A pricey omission: not charging ships for their pollution costs the UK dearly
Now is the time to apply the polluter pays principle to UK shipping
New analysis by Transport & Environment (T&E) shows that in 2021, carbon dioxide (CO2) emissions from UK shipping were 22 million tonnes (Mt) – equivalent to 11 million cars. If included in the UK Emissions Trading Scheme (ETS), these emissions would generate ~£1.76bn for the Exchequer. This amount, annually, would cover the government’s own estimated ~£800m/yr cost of cleaning up the domestic shipping sector’s emissions twice over.
Sadly though, this is not yet the plan despite the recommendations of the UK Climate Change Committee.
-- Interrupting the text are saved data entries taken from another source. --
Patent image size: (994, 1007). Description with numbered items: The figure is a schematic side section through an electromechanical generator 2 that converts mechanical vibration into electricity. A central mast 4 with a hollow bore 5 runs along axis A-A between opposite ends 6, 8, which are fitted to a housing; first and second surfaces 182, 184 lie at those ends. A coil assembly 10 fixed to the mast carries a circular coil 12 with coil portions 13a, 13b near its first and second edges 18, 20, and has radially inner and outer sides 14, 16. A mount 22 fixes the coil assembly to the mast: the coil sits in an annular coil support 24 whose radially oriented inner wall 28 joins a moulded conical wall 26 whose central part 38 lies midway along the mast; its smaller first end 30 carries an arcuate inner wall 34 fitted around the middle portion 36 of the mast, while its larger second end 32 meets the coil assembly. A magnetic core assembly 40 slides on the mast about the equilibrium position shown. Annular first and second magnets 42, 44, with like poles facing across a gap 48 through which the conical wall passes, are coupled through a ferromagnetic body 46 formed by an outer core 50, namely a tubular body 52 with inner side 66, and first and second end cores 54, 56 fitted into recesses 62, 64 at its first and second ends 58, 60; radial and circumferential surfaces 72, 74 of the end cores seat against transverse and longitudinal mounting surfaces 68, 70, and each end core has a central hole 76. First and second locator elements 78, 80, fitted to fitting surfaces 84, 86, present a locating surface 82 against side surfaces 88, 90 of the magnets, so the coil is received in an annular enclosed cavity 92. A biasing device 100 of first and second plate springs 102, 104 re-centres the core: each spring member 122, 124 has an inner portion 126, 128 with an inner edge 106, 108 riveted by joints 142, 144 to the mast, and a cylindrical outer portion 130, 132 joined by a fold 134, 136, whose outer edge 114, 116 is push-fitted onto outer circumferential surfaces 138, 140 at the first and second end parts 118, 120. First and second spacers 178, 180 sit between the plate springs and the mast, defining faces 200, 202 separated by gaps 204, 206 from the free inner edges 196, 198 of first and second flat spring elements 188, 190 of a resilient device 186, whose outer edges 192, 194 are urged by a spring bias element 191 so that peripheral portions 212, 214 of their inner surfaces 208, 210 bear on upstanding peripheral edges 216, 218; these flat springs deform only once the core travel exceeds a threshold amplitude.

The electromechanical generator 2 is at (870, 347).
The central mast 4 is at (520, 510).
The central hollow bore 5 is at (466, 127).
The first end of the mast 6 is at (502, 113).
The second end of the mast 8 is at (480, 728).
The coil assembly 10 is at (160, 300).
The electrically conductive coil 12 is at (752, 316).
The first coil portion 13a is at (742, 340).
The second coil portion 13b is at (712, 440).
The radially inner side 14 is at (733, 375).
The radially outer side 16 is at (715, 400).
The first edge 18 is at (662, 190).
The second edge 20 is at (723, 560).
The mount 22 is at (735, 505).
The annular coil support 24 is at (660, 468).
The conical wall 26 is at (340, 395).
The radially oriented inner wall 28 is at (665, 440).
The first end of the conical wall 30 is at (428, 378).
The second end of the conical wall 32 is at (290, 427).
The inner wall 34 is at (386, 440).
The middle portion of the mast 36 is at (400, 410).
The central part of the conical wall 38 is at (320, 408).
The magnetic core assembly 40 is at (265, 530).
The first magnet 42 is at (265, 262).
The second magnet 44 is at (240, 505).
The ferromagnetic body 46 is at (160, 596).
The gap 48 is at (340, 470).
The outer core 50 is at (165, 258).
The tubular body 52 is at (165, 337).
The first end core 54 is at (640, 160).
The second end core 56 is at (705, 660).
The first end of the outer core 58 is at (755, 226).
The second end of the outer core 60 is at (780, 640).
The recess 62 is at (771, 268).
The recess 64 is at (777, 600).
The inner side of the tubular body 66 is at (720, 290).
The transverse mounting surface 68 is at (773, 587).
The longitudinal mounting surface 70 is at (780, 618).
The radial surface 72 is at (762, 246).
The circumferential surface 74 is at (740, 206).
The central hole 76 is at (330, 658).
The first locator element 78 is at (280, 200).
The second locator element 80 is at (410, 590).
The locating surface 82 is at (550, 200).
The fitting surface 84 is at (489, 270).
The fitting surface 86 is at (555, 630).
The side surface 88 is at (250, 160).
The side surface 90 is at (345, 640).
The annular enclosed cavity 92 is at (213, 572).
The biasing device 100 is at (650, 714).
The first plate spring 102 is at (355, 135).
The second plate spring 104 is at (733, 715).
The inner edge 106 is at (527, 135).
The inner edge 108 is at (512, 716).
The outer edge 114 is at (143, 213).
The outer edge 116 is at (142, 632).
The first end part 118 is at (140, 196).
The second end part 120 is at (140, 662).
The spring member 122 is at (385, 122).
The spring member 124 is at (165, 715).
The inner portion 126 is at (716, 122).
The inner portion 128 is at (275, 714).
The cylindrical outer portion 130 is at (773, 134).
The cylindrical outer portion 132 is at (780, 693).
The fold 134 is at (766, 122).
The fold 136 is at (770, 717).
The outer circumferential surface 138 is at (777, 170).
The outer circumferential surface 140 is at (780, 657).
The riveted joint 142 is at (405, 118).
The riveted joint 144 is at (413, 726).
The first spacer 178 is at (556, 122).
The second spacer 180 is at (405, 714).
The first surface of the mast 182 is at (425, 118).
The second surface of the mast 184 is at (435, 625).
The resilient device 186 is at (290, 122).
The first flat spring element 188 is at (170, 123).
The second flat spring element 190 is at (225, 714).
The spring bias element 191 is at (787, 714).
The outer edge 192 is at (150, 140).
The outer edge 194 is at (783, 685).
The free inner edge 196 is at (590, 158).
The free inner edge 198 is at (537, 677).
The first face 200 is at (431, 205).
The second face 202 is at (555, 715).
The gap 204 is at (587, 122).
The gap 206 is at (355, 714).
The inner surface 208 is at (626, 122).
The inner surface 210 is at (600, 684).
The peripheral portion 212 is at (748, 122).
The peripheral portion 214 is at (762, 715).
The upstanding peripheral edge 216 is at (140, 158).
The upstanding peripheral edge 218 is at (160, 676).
If the government implements its proposals to expand the UK Emissions Trading Scheme (UK ETS) to shipping, T&E analysis shows that only ~10% of those 22Mt would be included in the ETS, generating just ~£170m/yr. At present levels of emissions, the government would be walking away from £1.6bn/yr and leaving ~90% of UK shipping emissions unregulated.
There are serious problems with how the government calculates UK shipping emissions, how it assigns responsibility for them and how it plans to regulate and, ultimately, abate them. To begin addressing these issues, the government must first ensure that the UK shipping emissions inventory is accurate and switch to an activity-based measure based on UK Monitoring, Reporting and Verification (MRV) data for all its shipping emissions. It should then expand the scope of the ETS to include all vessels above 400 gross tonnage (GT) and include 50% of emissions from UK international voyages.